Ray juga mengomentari kewenangan itu, kata dia, sesuai namanya seharusnya Dewas KPK hanya melakukan fungsi pengawasan bukan malah melakukan pemberian izin. "Lalu siapa yang bisa memastikan bahwa dewasnya juga bekerja sesuai dengan aturan yang ada," tegasnya.

"Apakah mereka benar-benar memberi atau menolak izin atas dasar pertimbangan objektif atau subjektif," imbuh dia sambil menambahkan bisa saja tumpang tindih struktur organisasi ini membuat nama besar yang duduk jadi Dewan Pengawas KPK tak bisa bergerak maksimal.

Tudingan Ray kemudian dijawab oleh pemerintah. Menteri Koordinator bidang Politik, Hukum, dan Keamanan (Menkopolhukam) Mahfud MD dengan enteng mengatakan keputusan pemerintah memang kerap tak bisa menyenangkan semua pihak. Dia bahkan mengatakan, apapun keputusan yang ada sudah biasa jika pemerintah disalahkan.

"Di Indonesia itu apa-apa selalu disalahkan. Dulu kalau ketika ada pikiran bahwa nanti Dewas KPK itu jangan dipilih DPR. Kalau DPR itu politik, main mata dan sebagainya. Sekarang sesudah dipilih presiden dikritik lagi. Katanya orang presiden semua," kata Mahfud kepada wartawan di Jakarta, Minggu, 22 Desember.

Kebijakan itu, kata mantan Ketua Mahkamah Konstitusi (MK), sudah biasa jika diprotes atau dikritik masyarakat. Tapi, meski gelombang protes dan kritik terus ada,  pemerintah harus menjalankan apa yang sudah diamanatkan oleh undang-undang.

"Kembalikan saja ke undang-undang. Kalau nanti misalnya ditentukan itu dipilih oleh DPR protes ramai lagi. Kalau dipilih oleh presiden masih ada orang yang memprotes, seperti Ray Rangkuti atau Haris Azhar, ya terus mau gimana? Negara ini harus jalan, kan harus begitu," tegasnya.

Tak hanya Mahfud, Tenaga Ahli Utama Kantor Staf Presiden (KSP) Ali Mochtar Ngabalin juga mengomentari soal pernyataan Ray Rangkuti. Menurut dia, orang-orang tersebut bukanlah All President Men tapi manusia setengah dewa.

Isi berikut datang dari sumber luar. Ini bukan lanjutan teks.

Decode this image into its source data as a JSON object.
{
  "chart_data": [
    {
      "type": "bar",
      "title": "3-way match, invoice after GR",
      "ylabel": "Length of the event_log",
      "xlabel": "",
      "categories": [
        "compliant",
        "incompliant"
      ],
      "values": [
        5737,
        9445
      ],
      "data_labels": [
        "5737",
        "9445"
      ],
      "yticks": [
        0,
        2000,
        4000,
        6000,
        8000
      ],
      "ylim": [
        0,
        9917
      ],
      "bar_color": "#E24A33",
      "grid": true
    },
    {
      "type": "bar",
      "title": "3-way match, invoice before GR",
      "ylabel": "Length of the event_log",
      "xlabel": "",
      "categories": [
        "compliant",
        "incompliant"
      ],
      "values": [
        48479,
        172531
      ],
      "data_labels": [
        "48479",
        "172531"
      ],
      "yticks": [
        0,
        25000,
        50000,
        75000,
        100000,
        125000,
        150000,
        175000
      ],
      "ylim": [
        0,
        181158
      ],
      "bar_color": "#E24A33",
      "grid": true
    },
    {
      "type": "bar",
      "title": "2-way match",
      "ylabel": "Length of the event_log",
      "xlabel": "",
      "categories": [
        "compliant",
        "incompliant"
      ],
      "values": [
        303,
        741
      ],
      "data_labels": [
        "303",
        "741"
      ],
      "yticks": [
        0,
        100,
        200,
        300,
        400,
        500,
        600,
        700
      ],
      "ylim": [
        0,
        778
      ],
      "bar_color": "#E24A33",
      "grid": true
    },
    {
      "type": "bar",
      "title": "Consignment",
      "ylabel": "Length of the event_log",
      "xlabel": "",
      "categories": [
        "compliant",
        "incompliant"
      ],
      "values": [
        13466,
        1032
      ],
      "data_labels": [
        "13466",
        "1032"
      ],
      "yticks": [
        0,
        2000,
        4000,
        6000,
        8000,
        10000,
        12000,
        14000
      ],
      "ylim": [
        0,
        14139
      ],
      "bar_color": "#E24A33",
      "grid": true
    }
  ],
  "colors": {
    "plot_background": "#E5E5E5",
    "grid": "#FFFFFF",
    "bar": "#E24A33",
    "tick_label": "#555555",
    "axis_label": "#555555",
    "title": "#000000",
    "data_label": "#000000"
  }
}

Ngabalin menilai, pengangkatan Tumpak Hatorangan Panggabean, Albertina Ho, Artidjo Alkostar, Syamsudin Haris, dan Harjono adalah pembuktian Jokowi atas keraguan publik soal Dewas KPK. "Itu yang saya selalu bilang Pak Jokowi, top markotop sekaligus memberikan jawaban kepada publik ya," ungkap Ngabalin di Jakarta, Minggu, 22 Desember.

"Perintah undang-undang untuk pertama kali presiden yang memilih, menunjuk, mengangkat, dan melantik dewan pengawas (KPK)," imbuhnya.

Alasan Ngabalin menyebut, lima manusia ini sebagai manusia setengah dewa karena menurutnya mereka adalah manusia yang sudah selesai dengan duniawi dan memilih berbakti bagi negara.

"Itulah kenapa saya selalu bilang, ini 'manusia-manusia setengah dewa', 50-70 persen sifat-sifat kenabian tentang akhlak ini sudah mereka miliki. Kalau kita ini kan masih jauh," tutupnya.